Und wenn sie sich täuschen?, dachte Marie. Wenn ein Schaf aus einer Schafherde gefressen wird und als Tatverdächtige ein Wolf und die restlichen Schafe der Herde infrage kommen, wird kaum jemand daran zweifeln, wer der Übeltäter ist, selbst wenn es sich um den liebsten Wolf der Welt handelt.
Sie unterhielten sich noch ein bisschen. Marie erfuhr jedoch auch weiterhin nichts Neues.

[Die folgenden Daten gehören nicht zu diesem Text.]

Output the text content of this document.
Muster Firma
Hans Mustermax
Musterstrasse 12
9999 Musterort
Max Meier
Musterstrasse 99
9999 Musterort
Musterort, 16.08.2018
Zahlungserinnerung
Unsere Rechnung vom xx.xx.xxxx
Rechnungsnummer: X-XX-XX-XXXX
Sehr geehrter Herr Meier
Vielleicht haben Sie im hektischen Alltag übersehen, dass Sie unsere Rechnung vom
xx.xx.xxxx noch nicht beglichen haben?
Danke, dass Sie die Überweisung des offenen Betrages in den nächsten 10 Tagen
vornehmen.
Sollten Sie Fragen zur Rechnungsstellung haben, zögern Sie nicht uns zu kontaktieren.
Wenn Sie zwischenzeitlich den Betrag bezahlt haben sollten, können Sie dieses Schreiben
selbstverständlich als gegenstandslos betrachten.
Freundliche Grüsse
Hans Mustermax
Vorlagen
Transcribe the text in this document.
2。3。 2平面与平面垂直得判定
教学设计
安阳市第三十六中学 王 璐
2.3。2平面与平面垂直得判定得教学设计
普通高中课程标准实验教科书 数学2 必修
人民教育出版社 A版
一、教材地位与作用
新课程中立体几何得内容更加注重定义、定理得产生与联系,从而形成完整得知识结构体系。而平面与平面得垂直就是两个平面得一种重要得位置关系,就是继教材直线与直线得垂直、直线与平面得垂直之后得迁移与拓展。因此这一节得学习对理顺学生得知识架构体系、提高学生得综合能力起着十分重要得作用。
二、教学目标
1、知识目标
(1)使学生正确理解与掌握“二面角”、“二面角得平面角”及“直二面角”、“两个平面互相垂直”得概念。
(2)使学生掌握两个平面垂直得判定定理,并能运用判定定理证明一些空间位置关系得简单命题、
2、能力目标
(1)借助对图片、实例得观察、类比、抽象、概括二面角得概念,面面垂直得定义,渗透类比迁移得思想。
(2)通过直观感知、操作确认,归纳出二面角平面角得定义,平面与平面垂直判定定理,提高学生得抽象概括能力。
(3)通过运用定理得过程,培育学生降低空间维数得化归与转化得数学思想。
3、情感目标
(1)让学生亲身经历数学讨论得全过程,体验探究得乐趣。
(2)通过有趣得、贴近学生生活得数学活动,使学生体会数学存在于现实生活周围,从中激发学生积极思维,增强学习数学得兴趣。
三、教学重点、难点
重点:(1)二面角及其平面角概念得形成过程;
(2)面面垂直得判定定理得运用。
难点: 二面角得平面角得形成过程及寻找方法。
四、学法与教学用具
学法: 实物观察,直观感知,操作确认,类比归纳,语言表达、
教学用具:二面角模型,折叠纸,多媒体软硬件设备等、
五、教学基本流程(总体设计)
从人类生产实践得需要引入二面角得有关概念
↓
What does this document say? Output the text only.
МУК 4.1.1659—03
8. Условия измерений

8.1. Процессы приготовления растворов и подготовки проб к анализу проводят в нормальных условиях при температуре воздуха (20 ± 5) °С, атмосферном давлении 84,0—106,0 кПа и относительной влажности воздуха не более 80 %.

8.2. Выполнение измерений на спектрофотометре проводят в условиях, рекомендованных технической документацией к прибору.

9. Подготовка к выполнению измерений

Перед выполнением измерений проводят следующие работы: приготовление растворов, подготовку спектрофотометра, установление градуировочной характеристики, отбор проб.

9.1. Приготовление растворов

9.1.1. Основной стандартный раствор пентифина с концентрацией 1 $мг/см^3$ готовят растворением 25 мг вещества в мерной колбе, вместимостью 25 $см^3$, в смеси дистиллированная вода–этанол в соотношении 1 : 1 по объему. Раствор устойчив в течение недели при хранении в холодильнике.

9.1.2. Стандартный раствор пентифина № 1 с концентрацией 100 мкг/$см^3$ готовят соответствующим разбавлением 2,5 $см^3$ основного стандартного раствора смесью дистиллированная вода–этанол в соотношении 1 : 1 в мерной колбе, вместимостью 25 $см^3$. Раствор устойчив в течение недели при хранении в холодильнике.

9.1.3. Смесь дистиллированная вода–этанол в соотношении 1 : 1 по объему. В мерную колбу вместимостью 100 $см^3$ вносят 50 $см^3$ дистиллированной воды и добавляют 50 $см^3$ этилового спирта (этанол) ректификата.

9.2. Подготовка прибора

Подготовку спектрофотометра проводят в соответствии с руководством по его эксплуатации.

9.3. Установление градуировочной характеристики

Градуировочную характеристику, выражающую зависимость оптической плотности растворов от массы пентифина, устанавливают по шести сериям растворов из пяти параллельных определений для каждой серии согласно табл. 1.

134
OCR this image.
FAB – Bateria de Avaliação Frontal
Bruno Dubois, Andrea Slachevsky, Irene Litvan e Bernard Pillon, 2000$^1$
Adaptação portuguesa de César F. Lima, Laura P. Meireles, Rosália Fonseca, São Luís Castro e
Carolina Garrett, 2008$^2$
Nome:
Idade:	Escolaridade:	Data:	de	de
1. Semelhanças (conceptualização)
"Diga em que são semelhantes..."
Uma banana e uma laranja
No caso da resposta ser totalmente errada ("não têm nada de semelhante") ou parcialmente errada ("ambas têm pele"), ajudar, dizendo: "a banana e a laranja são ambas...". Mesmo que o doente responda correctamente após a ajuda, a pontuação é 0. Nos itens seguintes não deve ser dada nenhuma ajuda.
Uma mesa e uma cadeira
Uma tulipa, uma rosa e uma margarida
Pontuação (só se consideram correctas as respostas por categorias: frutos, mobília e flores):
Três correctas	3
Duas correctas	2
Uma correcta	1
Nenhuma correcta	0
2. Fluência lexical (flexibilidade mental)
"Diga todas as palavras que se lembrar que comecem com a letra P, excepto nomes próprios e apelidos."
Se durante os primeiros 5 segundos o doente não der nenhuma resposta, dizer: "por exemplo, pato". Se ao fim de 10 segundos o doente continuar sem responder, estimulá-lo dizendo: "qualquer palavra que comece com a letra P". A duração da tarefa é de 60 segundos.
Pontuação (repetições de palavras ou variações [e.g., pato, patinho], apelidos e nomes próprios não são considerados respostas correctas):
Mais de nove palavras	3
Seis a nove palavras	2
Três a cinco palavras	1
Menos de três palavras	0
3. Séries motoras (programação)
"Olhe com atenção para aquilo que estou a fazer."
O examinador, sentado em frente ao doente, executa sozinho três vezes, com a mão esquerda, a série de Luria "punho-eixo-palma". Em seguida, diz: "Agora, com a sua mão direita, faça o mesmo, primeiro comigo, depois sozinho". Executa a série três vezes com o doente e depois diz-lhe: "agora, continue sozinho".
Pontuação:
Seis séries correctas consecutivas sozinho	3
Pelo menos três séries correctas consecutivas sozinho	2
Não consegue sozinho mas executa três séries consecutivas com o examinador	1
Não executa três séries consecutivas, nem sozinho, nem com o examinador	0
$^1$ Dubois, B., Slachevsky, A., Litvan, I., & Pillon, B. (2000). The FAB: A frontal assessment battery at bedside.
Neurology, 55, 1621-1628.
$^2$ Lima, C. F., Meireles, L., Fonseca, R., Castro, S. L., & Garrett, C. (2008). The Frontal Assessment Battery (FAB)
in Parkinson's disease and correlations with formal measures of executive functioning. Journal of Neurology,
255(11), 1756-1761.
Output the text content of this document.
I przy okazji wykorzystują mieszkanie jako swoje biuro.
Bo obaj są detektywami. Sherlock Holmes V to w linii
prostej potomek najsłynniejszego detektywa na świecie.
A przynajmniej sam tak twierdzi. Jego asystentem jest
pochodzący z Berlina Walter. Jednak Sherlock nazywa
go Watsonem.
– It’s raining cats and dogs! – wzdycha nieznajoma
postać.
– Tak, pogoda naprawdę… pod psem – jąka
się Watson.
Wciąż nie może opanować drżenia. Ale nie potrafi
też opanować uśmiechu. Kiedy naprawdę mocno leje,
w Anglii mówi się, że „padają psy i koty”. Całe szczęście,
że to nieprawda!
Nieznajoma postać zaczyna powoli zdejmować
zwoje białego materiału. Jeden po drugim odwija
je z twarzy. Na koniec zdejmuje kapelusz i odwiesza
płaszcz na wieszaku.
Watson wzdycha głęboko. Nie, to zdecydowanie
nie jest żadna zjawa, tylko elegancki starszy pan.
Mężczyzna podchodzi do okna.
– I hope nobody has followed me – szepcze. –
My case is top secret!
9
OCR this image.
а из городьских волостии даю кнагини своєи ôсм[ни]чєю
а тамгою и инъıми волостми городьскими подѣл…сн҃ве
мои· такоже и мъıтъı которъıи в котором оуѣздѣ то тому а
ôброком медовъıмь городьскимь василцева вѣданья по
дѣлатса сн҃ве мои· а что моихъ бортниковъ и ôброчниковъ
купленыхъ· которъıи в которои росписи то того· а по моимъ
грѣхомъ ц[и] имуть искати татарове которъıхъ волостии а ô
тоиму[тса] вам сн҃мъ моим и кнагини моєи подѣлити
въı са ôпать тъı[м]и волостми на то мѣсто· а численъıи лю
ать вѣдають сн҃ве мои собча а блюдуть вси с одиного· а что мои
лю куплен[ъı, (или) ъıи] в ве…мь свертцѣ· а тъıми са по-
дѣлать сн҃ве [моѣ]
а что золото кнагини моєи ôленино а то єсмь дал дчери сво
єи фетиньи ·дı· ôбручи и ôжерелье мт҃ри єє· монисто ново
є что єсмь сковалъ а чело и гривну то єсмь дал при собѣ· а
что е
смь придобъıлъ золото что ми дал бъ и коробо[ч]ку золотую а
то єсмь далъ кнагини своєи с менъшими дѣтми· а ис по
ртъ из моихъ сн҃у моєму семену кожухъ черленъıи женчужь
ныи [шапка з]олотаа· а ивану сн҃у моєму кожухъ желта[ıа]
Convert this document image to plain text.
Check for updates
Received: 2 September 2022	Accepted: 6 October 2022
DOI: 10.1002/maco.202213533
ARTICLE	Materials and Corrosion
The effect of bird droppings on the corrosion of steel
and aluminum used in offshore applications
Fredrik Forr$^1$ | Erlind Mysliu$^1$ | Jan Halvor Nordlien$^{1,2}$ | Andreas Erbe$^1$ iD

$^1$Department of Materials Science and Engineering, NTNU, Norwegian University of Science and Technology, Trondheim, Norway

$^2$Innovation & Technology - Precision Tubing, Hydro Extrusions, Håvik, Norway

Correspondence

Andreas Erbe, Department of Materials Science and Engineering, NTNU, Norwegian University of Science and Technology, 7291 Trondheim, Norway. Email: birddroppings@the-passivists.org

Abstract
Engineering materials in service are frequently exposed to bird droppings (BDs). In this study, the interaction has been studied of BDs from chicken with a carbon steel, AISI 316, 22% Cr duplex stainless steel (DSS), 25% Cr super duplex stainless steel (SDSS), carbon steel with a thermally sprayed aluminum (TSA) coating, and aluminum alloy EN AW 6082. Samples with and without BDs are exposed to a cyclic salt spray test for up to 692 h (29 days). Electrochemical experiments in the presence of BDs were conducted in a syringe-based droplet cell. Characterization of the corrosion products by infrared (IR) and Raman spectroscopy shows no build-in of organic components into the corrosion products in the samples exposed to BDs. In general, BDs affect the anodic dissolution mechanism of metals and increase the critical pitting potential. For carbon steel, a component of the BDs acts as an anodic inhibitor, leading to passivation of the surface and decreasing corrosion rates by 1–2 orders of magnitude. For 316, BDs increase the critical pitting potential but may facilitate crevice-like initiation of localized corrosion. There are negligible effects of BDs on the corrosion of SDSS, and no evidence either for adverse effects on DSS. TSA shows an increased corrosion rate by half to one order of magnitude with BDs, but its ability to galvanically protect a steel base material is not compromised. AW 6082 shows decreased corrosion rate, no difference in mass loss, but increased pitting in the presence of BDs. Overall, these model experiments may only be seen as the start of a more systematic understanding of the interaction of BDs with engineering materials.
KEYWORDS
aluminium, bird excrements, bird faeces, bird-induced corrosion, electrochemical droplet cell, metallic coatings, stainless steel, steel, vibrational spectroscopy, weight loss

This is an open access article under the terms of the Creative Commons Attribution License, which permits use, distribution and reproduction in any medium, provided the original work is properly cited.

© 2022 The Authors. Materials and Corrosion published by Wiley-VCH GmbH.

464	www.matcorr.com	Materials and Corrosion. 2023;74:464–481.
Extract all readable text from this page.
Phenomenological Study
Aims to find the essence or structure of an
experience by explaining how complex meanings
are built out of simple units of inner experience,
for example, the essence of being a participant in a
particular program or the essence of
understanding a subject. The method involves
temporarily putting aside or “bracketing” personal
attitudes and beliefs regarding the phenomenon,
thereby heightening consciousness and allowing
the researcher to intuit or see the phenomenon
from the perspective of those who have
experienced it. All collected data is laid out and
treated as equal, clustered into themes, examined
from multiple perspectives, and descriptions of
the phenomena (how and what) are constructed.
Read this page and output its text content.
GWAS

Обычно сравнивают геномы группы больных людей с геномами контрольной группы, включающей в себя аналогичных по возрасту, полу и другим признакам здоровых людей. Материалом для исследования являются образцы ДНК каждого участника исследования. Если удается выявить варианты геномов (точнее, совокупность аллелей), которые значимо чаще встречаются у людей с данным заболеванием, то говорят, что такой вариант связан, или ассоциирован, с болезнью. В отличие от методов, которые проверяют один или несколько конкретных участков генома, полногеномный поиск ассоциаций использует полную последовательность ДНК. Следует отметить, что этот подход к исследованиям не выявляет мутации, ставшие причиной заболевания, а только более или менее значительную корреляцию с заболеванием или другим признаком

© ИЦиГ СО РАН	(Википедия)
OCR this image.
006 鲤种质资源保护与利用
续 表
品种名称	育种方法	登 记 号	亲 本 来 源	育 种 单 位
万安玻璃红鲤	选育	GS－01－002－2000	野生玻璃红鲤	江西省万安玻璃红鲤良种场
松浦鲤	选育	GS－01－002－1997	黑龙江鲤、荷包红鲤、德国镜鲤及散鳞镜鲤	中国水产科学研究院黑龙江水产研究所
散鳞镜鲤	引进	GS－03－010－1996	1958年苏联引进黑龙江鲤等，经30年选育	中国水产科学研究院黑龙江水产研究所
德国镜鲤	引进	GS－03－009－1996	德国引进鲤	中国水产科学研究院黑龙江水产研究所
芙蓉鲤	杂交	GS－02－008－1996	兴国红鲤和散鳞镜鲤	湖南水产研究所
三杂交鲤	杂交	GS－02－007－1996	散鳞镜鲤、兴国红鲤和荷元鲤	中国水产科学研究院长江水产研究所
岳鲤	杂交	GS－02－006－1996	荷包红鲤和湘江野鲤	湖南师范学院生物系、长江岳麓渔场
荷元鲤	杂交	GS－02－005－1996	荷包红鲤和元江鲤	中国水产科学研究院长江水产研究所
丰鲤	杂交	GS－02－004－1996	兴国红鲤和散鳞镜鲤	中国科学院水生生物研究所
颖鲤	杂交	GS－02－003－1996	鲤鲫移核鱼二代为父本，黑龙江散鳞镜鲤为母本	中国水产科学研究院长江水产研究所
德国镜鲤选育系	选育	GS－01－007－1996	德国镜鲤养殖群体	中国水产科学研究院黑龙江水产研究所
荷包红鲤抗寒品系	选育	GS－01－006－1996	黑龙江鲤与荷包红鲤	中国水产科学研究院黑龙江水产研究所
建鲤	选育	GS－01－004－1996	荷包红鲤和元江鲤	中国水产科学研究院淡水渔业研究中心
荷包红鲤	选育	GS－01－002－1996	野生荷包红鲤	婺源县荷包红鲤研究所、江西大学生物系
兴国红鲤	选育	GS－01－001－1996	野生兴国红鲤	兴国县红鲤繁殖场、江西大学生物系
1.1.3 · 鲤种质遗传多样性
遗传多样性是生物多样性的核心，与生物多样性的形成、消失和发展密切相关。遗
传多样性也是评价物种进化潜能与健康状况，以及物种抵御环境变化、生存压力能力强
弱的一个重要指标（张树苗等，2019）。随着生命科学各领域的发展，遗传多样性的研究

Es war 12 Uhr, als Marie ins Kommissariat kam. Kaum hatte sie ihren Arbeitsplatz erreicht, tauchte Michel Moncourt an ihrem Schreibtisch auf.
»Hattest vorgestern Abend versucht, mich anzurufen«, sagte Moncourt, ohne zu grüßen.
Das hatte Marie fast vergessen.
»War im Fitnessstudio«, fuhr Moncourt fort. »Danach war’s bisschen spät. Wollt’ dich da nich’ mehr stören. Wolltste mit mir ausgehen? Heut’ Abend hätt’ ich Zeit.«
Er grinste. Marie verdrehte die Augen und seufzte.
»Michel, Michel«, sagte sie mit gespieltem Bedauern, »ich befürchte, du schätzt mich vollkommen falsch ein. Du scheinst mich für eine hoffnungslose Romantikerin zu halten, dabei bin ich doch Marie Unantastbar Bouvier und wollte mich gänzlich unromantisch nur erkundigen, wie unser Freund JB mit seinem Fall vorankommt.«
»Woher soll ich das wissen?«, fragte Moncourt, »hast doch gesagt, ich soll ihn in Ruhe lassen. Wetten, de Montfort hat sich nur die Bilder dieser Porno-Akte reingezogen?«
»Michel, was redest du da?«, sagte Marie unwirsch. »Porno-Akte?«
»Ja, Mensch, haste denn gar nich’ reingeguckt?«, fragte Moncourt, »Da war’n doch Nacktfotos von Goldbergs Alter drin! Mann, ich versteh’ echt nich’, wieso er die abgemurkst hat! Mir wär’ da was Bess’res eingefallen. Mir fällt nur Eine ein, die noch heißer ist!«
Der Blick, mit dem Moncourt Marie bedachte, ließ keinen Zweifel daran, wer diese Eine war.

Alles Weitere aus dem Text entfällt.